ゲンジの指揮下で百を超える軍勢と戦っていた者たちはもちろん、アキラたちと一緒にカイトの対処に追われていた者たちも、ぐだぐだと座り込んでいる。
そんな中で、指揮中枢であるゲンジとローレンス、さらに数人の“兵器”たちが忙しそうに走り回っていた。
「大変だったけど、そこそこ収穫はあったな」
「そうですわね。――外部のアーティファクトを束ねる親玉、でしたっけ……」
天音がカイトから聞き出した外部のアーティファクトの事情。さらには今回の襲撃での被害や影響など、ローレンスたちはそれらをまとめて元老院と共有するために動いている。
「そういえば。――結局、あの猫はどうなったんだ?」
不意に聞こえたアキラの声に、アザレアは顔を上げる。
なにやら無線で会話をしながら小走りに駆けていくローレンスから目を離すと、アキラはアザレアを見る。アザレアは肩をすくめてみせた。
「別に。死にましたわ。でも、」
息を吐きだして、静かに目を閉じる。
「持ち主――カイトがもう既に死んでいた影響なのかわかりませんが、“本体”のねじ巻きごと消えてしまいました。……アーティファクトの改造によってつくれらたモノだったから、きっと存在自体不安定だったのでしょうね」
「……そっか」
アキラはアザレアとは反対に天井を見上げる。ベース内の建物にしてはやたらと天井が高い。特に何を考えるでもなく、ぼんやりと天井の梁を眺めていると、腕に何かが触れる感触がした。
アザレアが、指先でアキラのシャツの袖を引っ張っていた。
「今回は“兵器”の怪我人はほぼいなかったそうですね」
「らしいな。将軍の方でも怪我したやつはいなかったらしいし」
アキラは答えると大きくあくびをする。アザレアはアキラのシャツから指を離した。開け放たれた扉や窓から夜風が入ってくる。
「戦力の差がかなり大きかったから、とにかく防衛を優先したって聞いたけど。
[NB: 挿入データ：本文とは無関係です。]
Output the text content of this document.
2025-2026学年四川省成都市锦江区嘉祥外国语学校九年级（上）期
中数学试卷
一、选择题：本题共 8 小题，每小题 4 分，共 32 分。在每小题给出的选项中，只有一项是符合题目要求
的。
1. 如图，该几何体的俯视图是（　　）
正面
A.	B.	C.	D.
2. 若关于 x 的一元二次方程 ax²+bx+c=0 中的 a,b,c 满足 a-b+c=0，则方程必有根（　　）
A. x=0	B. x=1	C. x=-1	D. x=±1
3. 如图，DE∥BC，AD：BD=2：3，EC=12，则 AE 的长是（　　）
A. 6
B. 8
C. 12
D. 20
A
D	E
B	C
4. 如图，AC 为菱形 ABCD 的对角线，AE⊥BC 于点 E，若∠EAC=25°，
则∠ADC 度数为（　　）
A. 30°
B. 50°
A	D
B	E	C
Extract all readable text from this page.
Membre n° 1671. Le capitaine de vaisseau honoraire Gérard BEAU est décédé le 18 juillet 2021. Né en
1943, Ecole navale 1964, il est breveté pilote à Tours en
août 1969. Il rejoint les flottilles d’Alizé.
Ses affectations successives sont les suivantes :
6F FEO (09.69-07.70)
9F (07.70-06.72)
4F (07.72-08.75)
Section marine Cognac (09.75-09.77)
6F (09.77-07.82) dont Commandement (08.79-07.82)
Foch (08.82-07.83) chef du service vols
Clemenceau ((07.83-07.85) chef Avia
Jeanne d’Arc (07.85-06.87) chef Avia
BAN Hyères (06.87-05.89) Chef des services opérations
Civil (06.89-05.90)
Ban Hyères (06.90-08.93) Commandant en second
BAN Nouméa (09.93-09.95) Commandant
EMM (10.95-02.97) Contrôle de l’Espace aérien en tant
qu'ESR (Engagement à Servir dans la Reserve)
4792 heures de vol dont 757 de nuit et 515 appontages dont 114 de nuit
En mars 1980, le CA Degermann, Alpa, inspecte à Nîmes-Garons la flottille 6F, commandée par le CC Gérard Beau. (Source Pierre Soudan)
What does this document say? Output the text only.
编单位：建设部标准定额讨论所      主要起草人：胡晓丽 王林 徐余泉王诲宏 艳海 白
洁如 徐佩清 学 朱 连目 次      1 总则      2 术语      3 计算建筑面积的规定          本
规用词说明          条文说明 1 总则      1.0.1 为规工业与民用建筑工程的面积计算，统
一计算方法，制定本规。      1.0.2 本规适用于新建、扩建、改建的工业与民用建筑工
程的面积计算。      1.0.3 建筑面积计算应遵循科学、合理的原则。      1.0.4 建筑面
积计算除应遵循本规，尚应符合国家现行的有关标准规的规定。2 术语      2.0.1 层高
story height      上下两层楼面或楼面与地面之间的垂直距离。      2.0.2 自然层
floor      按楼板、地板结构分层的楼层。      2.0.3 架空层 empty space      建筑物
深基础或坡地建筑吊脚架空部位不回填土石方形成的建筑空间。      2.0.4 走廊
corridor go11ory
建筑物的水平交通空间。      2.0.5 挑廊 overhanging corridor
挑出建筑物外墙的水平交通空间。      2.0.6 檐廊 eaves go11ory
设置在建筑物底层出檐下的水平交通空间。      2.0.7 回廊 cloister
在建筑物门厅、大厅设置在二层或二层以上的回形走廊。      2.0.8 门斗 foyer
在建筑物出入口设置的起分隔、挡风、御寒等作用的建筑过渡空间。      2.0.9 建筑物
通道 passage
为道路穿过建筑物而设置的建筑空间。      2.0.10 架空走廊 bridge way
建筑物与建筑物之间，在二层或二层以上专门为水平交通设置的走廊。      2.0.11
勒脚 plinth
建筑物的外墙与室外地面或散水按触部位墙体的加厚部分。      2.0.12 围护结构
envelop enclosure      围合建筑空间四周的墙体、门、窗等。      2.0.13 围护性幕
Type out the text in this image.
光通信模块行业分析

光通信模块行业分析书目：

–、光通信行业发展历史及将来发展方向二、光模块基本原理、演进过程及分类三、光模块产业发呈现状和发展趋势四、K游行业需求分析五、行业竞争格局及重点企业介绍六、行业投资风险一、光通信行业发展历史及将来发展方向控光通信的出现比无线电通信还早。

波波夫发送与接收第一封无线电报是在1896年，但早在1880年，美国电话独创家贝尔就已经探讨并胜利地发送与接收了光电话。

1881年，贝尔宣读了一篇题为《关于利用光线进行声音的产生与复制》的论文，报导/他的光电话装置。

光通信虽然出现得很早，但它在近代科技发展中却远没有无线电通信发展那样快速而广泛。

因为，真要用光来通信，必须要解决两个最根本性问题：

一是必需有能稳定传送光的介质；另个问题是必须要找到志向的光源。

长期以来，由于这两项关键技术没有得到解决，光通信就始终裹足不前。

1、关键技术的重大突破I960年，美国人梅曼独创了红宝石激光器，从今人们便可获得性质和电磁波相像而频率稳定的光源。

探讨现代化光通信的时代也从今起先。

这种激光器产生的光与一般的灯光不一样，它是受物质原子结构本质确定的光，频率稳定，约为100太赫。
――それで敵軍が全滅って、将軍が大暴れしたんだろうな」
「あの人は昔からそうですわ。“思慮深い脳筋”ですから。……厄介極まりない」
「ふはっ!」
アザレアは物言いに、アキラは吹き出す。
しかし、若干いつもの元気に欠けるのは、ものすごく疲れているのと……懸案事項がひとつ残っているからだ。
ちらりと横を見ると、アザレアもどこか心もとなさそうに視線を彷徨わせている。
「……大丈夫かな、あいつら」
「!? 縁起でもないですわ。大丈夫に決まっています」
今回の襲撃では『怪我人が少なかった』だけで『怪我人がいなかった』わけではない。
カイトに襲われた天音を庇ってイツキが大怪我をしたことは、もう既に“兵器”全員が知るところとなっていた。
「いや……。イツキのことはあんまり心配してない。あんな程度の怪我で死ぬようなタマじゃないから。ただ、」
「?」
アザレアが首を傾げる。アキラは表情を消して目を細めた。